Biancen Xie
2025
LLM-Based Dialogue Labeling for Multiturn Adaptive RAG
Zhiyu Chen
|
Biancen Xie
|
Sidarth Srinivasan
|
Manikandarajan Ramanathan
|
Rajashekar Maragoud
|
Qun Liu
Proceedings of the 2025 Conference on Empirical Methods in Natural Language Processing: Industry Track
Customer service often relies on human agents, which, while effective, can be costly and slower to scale. Recent advancements in intelligent chatbots, particularly Retrieval-Augmented Generation (RAG) models, have significantly enhanced efficiency by integrating large language models with external knowledge retrieval. However, developing a multi-turn RAG-based chatbot for real-world customer service presents additional complexities, requiring components like adaptive retrieval and query reformulation.
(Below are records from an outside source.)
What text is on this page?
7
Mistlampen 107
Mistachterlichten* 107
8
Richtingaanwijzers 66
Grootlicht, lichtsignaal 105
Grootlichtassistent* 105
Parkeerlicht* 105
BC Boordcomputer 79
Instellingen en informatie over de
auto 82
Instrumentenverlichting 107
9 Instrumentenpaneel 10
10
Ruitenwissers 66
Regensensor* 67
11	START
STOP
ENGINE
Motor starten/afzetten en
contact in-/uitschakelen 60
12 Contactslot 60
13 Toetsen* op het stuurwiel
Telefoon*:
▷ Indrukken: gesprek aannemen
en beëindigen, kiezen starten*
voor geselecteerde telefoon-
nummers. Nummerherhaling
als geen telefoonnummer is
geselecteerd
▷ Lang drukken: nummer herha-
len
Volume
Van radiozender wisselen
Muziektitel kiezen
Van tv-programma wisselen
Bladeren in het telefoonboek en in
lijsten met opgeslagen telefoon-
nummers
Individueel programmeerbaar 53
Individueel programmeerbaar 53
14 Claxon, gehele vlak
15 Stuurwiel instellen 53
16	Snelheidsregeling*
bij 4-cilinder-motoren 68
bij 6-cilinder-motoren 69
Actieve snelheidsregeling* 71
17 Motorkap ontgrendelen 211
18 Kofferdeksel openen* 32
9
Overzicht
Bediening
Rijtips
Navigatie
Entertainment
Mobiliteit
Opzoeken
These components typically require substantial annotated data, which is often scarce. To overcome this limitation, we propose methods to automatically generate labels for these components using real customer-agent dialogue data. Specifically, we introduce two labeling strategies for adaptive retrieval: an intent-guided strategy and an explanation-based strategy, along with two query reformulation strategies: natural language query reformulation and keyword-based reformulation. Our experiments reveal that the explanation-based strategy yields the best results for adaptive retrieval, while the keyword-based reformulation improves document retrieval quality.Our findings offer valuable insights for practitioners working on multi-turn RAG systems.